TEMPO.CO, Jakarta – Sebanyak 77 guru besar antikorupsi yang mencangkup Emil Salim hingga Azyumardi Azra, mendesak Presiden Joko Widodo (Jokowi) menghentikan rencana pelantikan pegawai KPK yang rencananya digelar hari ini, Selasa, Juni 2021. Mereka menilai banyak problematika yang mengiringi proses peralihan status pegawai KPK menjadi ASN, termasuk di antaranya pemecatan 51 pegawai yang tak lulus tes wawasan kebangsaan (TWK).

“Kami berharap Presiden Joko Widodo membatalkan rencana pelantikan pegawai KPK menjadi ASN yang sedianya dilakukan pada tanggal 1 Juni 2021. Dan mengangkat seluruh pegawai KPK menjadi ASN (Pasal 3 ayat (1) Peraturan Pemerintah Nomor 17 Tahun 2020 tentang Manajemen Pegawai Negeri Sipil,” ujar Atip Latipulhayat perwakilan salah satu guru besar, dalam keterangan tertulis, Senin, 31 Mei 2021.

Koalisi Guru Besar Antikorupsi menegaskan ada tiga permasalahan yang akan timbul pasca pemberhentian 51 pegawai KPK. Pertama, penanganan perkara besar akan terganggu. Mereka melihat mayoritas pegawai yang diberhentikan berprofesi sebagai penyelidik dan Penyidik yang sedang menangani sejumlah perkara. Mulai dari suap pengadaan bantuan sosial di Kementerian Sosial, hingga suap di Direktorat Pajak.

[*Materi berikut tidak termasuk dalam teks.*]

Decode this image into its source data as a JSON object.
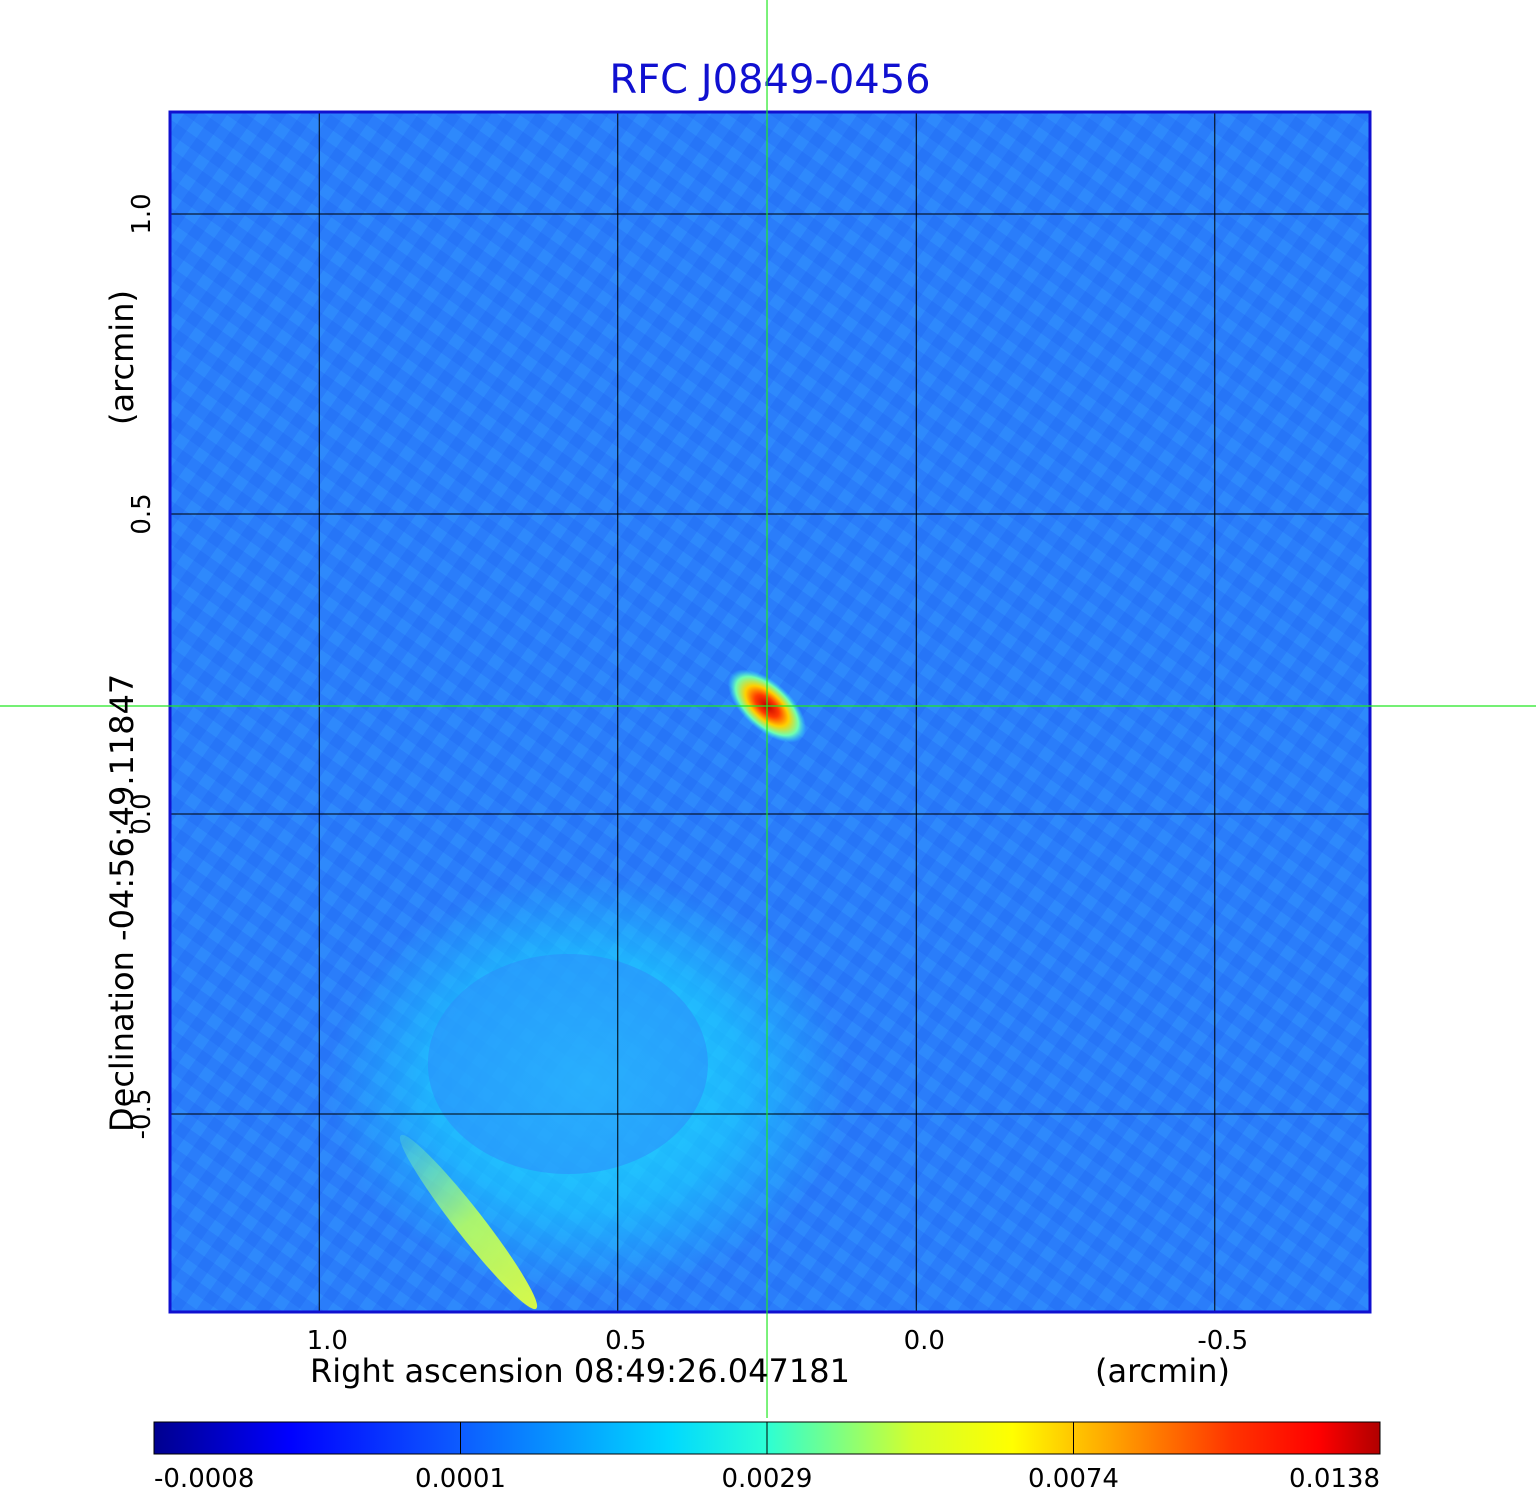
{
  "chart_data": {
    "type": "heatmap",
    "title": "RFC J0849-0456",
    "xlabel": "Right ascension  08:49:26.047181",
    "xunit": "(arcmin)",
    "ylabel": "Declination  -04:56:49.11847",
    "yunit": "(arcmin)",
    "xlim": [
      1.25,
      -0.76
    ],
    "ylim": [
      -0.83,
      1.17
    ],
    "x_ticks": [
      {
        "value": 1.0,
        "label": "1.0"
      },
      {
        "value": 0.5,
        "label": "0.5"
      },
      {
        "value": 0.0,
        "label": "0.0"
      },
      {
        "value": -0.5,
        "label": "-0.5"
      }
    ],
    "y_ticks": [
      {
        "value": 1.0,
        "label": "1.0"
      },
      {
        "value": 0.5,
        "label": "0.5"
      },
      {
        "value": 0.0,
        "label": "0.0"
      },
      {
        "value": -0.5,
        "label": "-0.5"
      }
    ],
    "grid": true,
    "crosshair": {
      "x": 0.25,
      "y": 0.18
    },
    "colormap": "jet",
    "colorbar": {
      "ticks": [
        {
          "value": -0.0008,
          "label": "-0.0008"
        },
        {
          "value": 0.0001,
          "label": "0.0001"
        },
        {
          "value": 0.0029,
          "label": "0.0029"
        },
        {
          "value": 0.0074,
          "label": "0.0074"
        },
        {
          "value": 0.0138,
          "label": "0.0138"
        }
      ]
    },
    "peak": {
      "x": 0.25,
      "y": 0.18,
      "value": 0.0138
    },
    "features": [
      {
        "kind": "extended-emission",
        "x": 0.55,
        "y": -0.45,
        "value": 0.0012
      },
      {
        "kind": "jet-streak",
        "x": 0.75,
        "y": -0.68,
        "value": 0.0032
      }
    ]
  }
}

“Tentu konsekuensi logis dari hasil penyelenggaraan TWK, para penyelidik dan penyidik tersebut tidak bisa menangani perkara itu. Selain itu, terdapat pula singgungan praktik menghalang-halangi proses hukum (obstruction of justice) dari pimpinan KPK,” kata Atip.

Selain itu, Atip juga melihat citra kelembagaan KPK akan semakin menurun di mata publik. Sepanjang 2020, setidaknya ada delapan lembaga survei yang menyebutkan bahwa KPK tidak lagi menjadi lembaga paling dipercaya.

Berangkat dari poin ini lalu mengaitkan dengan kekisruhan TWK, Atip meyakini tahun-tahun mendatang ekspektasi publik akan semakin merosot tajam pada KPK. “Ditambah dengan berbagai permasalahan yang kerap diperlihatkan oleh Pimpinan KPK itu sendiri,” kata Atip.